Vers le milieu de la soirée, cet aspect de variété se fit encore plus ressentir : chaque rappeur s’est accordé quelques minutes seul avec le public, les deux segments permettant de faire ressortir de plus belle le caractère propre de l’artiste.

Caballero, technique et polyvalent dans son rap, s’aventure dans les flows et les styles différents (un parallèle avec son EP de 2022, OSITO, pourrait être établi, où le rappeur alterne à la perfection entre les ambiances durant les 14 minutes de son projet); sa performance de Polaire, tirée de son album OSO, se révèle être l’un des moments les plus mémorables du concert, grâce à « la palme du moshpit le plus violent de la soirée » définitivement décernée par la majorité.

JeanJass, quant à lui, se présente à la foule comme davantage décomplexé, autodérisoire, plutôt dans la même école que Roméo Elvis.
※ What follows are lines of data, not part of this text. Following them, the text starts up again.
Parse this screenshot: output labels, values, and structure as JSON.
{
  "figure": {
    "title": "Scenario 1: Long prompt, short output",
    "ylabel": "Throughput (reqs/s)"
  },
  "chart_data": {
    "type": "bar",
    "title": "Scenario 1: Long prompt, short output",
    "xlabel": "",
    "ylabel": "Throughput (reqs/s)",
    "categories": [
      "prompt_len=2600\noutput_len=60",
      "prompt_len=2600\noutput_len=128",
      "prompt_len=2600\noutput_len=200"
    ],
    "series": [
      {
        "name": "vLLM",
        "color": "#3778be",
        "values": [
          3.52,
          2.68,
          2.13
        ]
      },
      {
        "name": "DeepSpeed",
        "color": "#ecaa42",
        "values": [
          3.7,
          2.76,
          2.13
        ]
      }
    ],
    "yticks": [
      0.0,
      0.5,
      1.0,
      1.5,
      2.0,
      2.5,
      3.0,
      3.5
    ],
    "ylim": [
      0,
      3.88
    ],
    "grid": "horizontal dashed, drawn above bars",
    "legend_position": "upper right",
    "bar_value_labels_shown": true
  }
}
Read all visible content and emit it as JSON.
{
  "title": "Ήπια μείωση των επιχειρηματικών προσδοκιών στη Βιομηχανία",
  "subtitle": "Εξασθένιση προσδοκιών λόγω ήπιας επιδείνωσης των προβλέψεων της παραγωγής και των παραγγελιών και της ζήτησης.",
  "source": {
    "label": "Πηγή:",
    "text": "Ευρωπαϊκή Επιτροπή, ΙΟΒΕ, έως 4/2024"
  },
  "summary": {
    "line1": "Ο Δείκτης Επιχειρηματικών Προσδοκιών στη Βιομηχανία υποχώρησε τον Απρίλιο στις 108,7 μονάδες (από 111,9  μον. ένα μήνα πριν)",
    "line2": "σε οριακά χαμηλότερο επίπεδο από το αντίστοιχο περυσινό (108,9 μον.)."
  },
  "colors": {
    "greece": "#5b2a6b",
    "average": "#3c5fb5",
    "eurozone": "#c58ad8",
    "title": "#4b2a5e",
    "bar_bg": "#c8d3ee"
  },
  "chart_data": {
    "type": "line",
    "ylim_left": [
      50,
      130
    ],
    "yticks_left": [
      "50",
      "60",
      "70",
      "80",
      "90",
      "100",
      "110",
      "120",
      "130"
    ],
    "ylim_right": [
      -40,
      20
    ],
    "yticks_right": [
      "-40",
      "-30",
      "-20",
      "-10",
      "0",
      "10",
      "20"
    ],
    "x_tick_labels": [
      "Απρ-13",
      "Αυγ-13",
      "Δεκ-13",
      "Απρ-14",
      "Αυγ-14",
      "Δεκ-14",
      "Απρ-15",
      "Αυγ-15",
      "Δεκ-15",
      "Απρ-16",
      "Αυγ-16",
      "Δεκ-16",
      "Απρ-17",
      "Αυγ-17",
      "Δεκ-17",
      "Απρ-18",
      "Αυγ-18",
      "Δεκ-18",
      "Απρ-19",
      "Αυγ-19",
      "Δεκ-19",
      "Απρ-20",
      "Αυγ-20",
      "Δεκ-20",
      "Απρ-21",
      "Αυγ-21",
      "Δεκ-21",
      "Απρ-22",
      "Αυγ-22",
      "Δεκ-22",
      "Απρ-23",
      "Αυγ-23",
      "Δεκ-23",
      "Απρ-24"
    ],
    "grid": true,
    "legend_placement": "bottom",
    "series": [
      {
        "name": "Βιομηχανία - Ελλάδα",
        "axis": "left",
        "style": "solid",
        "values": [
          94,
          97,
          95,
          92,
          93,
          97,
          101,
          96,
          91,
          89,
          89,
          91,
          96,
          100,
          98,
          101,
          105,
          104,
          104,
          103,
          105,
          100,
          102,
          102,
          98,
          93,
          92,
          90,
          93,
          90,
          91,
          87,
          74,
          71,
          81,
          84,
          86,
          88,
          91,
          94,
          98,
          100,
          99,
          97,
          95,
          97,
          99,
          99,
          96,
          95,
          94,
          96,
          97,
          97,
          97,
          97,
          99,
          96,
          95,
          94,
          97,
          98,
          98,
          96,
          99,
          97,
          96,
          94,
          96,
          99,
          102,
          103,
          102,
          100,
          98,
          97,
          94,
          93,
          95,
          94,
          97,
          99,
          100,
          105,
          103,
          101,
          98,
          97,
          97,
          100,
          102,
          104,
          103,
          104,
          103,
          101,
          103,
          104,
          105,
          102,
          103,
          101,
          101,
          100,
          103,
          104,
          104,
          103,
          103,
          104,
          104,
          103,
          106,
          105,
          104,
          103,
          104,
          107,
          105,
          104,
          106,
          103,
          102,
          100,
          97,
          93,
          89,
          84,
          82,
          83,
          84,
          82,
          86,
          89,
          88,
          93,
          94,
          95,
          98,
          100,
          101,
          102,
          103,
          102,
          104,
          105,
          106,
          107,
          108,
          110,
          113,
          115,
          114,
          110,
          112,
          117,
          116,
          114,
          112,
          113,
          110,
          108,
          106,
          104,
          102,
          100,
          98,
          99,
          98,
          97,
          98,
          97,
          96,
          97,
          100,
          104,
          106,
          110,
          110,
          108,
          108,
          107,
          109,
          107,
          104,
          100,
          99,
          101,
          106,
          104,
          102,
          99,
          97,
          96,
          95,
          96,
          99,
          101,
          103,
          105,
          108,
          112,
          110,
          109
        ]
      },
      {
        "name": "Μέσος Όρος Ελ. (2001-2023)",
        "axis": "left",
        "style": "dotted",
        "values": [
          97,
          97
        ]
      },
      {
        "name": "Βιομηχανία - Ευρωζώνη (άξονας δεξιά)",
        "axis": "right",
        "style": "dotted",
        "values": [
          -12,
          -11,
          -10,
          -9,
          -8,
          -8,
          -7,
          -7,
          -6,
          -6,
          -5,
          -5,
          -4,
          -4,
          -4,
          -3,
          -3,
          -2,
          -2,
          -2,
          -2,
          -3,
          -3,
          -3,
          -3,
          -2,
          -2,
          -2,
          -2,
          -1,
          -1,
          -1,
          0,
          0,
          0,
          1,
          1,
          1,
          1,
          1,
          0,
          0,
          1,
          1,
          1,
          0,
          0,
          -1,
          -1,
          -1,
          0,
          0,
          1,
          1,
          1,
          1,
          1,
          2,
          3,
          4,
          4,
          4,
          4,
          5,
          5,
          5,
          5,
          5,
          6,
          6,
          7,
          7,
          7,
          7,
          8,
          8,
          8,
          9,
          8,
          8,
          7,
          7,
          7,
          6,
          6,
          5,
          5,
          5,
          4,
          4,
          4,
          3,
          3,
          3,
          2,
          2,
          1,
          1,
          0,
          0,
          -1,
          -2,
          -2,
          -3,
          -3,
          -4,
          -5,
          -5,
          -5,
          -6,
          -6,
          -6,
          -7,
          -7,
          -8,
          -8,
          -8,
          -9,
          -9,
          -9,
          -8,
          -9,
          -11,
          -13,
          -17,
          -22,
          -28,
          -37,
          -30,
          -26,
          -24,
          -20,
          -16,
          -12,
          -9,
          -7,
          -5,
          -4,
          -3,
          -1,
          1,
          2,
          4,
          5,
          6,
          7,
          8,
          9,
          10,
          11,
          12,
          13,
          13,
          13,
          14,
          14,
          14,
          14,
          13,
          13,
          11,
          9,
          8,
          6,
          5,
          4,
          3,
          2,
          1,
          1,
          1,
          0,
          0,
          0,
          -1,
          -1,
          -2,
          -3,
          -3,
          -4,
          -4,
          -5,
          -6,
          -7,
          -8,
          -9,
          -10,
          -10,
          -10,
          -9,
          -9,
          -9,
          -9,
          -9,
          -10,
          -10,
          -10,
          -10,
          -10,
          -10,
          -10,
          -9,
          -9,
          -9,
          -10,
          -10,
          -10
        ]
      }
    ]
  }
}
Sa séquence illustre le personnage : posé, rappant des textes second degré et teintés de références foot (« Repense à la finale gagnée par les Bleus », chante-t-il plus tard sur X-men), JeanJass a le mérite d’avoir calmé le public après la tornade Caba, proposant un univers musical complètement opposé à son compagnon, mais, encore une fois, complémentaire.

Quand on pense à Caballero & JeanJass, l’image d’un duo vient d’abord naturellement en tête, mais quand on pense à Caballero & JeanJass, il est possible d’aller encore plus loin : à l’image de leur émission à succès, High & fines herbes, d’où est tiré le nom de leurs deux mixtapes, l’aspect de la collaboration prime avant tout (un exemple probant, 11 des 14 titres de leur dernier projet comportent des interventions d’artistes francophones diverses).

De passage dans la Belle Province, autant en profiter pleinement : Rowjay remonte sur scène pour Monster, et, sous une foule en délire – pour le coup, très étonnée aussi –, le Roi Heenok, cet OVNI indéfinissable du rap montréalais, fait également son apparition.

La soirée se dirige tranquillement – pas vraiment, en fait – vers la fin avec la performance d’une séquence du Grünt du duo (une mention au clin d’œil de l’éclairage, imitant la disposition de la version du morceau de 15 minutes disponible sur YouTube), puis par une authentique déclaration d’amour.

D’une part de l’un à l’autre, chacun qualifiant à leur tour son suivant du « meilleur rappeur qu’il connaisse », puis au Québec, JeanJass confiant qu’il prend l’avion demain, mais qu’il espère revenir la semaine prochaine, tandis que Caballero renchérit avec un « c’est chez nous ici ».

Les rappeurs terminent en rappel avec Un cadeau (pour une deuxième fois durant le concert), entourés d’une dizaine de MC : l’image est belle, l’image est représentative.

Force est de constater que Caballero & JeanJass s’impose indéniablement comme l’un des si ce n’est le duo le plus intéressant et hétéroclite du rap francophone à l’heure actuelle.

Le seul bémol de ce passage à Montréal : on n’aurait peut-être pas dit non à un petit Bruxelles arrive (titre de Roméo Elvis, en collaboration avec Caballero), véritable « hymne de notre génération de rappeurs », affirmait JeanJass au quotidien Le Devoir, pour clore la soirée.

Ce sera pour la prochaine fois, on l’espère, cette prochaine fois qui arrive à grands pas au vu de leurs déclarations respectives.